There’s four Kryo 280 cores clocked at 2.45 GHz, along with four Kryo 280 efficiency cores clocked at 1.9 GHz. There’s also an Adreno 540 GPU clocked at 710 MHz. Both the CPU and GPU are designed in-house at Qualcomm, and the SoC is fabricated at 10nm. My Envy x2 review unit has 8GB of RAM, although many units include just 4GB. There’s also a 256GB SSD inside.
Starting off with PCMark 8’s Home test, and immediately it’s not good news for Windows on ARM’s emulated performance. One of the cheapest and slowest Intel chips you can get in a mobile form factor, the Goldmont-based Celeron N3450, is 51 percent faster here. 51 percent! The Core i5-5200U from three years ago is 182 percent faster, while the i7-7Y75, Intel’s current low-power Core offering, is 160 percent faster. Wow.

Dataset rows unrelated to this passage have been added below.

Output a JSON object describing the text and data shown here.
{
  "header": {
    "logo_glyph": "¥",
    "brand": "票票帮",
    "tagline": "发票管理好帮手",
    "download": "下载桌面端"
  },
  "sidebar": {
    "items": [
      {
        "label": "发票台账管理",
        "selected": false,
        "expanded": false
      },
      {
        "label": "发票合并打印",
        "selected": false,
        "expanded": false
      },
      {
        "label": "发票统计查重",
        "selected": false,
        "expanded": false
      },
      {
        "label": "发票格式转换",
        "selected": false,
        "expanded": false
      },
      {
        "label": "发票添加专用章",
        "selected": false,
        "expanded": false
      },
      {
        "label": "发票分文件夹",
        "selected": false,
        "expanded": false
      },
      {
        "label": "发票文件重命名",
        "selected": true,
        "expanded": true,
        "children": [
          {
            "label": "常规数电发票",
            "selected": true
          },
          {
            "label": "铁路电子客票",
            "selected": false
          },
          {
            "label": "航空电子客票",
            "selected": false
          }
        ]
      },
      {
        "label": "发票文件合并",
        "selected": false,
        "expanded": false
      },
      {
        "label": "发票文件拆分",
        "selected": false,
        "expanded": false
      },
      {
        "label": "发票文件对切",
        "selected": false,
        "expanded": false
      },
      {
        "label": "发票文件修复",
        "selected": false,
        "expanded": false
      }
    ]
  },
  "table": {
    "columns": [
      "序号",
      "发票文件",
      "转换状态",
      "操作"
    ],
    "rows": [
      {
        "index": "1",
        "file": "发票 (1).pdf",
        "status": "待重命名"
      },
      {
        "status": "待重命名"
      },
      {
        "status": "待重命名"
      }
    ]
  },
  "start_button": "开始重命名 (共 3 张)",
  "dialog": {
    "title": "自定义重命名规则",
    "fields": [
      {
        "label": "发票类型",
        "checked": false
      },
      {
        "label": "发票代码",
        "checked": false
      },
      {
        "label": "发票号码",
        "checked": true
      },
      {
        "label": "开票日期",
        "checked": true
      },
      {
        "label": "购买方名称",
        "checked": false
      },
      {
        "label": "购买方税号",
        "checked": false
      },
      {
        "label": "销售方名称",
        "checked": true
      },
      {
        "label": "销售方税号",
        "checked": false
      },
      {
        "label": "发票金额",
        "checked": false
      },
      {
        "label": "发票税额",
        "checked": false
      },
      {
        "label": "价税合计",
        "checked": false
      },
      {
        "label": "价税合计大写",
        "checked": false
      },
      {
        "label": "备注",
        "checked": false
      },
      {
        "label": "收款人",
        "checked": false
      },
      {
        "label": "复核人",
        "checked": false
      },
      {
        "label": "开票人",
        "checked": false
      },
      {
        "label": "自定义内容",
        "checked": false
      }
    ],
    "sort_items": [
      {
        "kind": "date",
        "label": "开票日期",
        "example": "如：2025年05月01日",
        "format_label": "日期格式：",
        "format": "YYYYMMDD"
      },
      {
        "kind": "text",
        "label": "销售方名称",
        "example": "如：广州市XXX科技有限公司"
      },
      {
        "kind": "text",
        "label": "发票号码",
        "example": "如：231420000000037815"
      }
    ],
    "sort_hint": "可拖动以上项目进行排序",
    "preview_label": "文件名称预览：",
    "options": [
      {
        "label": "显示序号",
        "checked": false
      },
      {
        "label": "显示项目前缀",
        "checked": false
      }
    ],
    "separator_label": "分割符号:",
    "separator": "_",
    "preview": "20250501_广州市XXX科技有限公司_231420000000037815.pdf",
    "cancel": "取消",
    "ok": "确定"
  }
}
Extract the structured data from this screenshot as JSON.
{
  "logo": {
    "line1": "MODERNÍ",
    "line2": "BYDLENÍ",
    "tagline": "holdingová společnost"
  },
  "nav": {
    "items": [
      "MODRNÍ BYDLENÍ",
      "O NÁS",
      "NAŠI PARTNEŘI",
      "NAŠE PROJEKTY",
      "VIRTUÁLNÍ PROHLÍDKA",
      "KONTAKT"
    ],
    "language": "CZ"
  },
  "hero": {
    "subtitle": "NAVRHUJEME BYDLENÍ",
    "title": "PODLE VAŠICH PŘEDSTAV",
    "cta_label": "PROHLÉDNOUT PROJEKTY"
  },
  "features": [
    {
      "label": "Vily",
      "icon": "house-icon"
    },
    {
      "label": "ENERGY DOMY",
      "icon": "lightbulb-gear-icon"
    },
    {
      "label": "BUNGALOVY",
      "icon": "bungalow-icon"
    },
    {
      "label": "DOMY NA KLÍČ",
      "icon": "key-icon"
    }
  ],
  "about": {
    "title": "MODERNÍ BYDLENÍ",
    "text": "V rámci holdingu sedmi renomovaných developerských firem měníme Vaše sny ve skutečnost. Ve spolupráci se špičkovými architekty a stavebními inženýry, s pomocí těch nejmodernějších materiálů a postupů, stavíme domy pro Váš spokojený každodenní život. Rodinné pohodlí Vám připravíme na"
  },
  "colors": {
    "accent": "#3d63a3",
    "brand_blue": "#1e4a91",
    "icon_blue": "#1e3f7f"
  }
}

It doesn’t get better in Cinebench R11.5, and yes, we had to go back to R11.5 testing as there’s a 32-bit version of this benchmark. The Snapdragon 835 is more competitive against the N3450, but the N3450 still pulls ahead by 6 percent. The 7Y75 more than doubles its multi-core performance, and just forget about comparing it to something like the i7-7500U or i7-8550U, it just gets obliterated.
On a more concerning note, single-core performance is extremely weak from the Snapdragon 835 while running emulated workloads. The N3450 doubles its single-thread performance, while the i7-7Y75 is more than five times faster. Yep, five times faster. Absolutely dire results for Windows on ARM emulation so far.
In fact doing any sort of rendering is very slow on the Snapdragon 835. The N3450 slaughters Windows on ARM emulation in x264 and x265 rendering, and again the N3450 is one of the slowest Intel chips you can get.
Moving on to Photoshop and… wow. I thought Windows on ARM emulated performance would be weak, but this is something else. The large 288 MP test photo we use absolutely chokes the Snapdragon 835. This is something I noticed while trying to work with several other large files and datasets. The Snapdragon 835 is simply not built for these tasks, especially while emulated.
There are some benchmarks where Windows on ARM performance isn’t as embarrassing. Compression and decompression is solid provided there’s multi-threading, with the Snapdragon 835 beating the N3450 handily in WinRAR, and in 7-Zip decompression. Intel’s other CPUs are much faster but hey, at least Windows on ARM gets a small win here.
It’s similar in the Excel Monte Carlo workload, where the Snapdragon 835 is 62 percent faster than the N3450, but only marginally slower than the i5-5200U. The i7-7Y75 is 47 percent faster in this test, though.
Any GPU-related workloads, including games, tend to be the least reliable on Windows on ARM. However some 3DMark tests do work, and the results aren’t too bad for the Snapdragon 835. In the more CPU-limited Cloud Gate test, the 835 beats the N3450, though it does get trounced by the i7-7Y75. The margin between the 835 and N3450 gets larger in Sky Diver as the GPU becomes the bottleneck, though again the 7Y75 is significantly faster.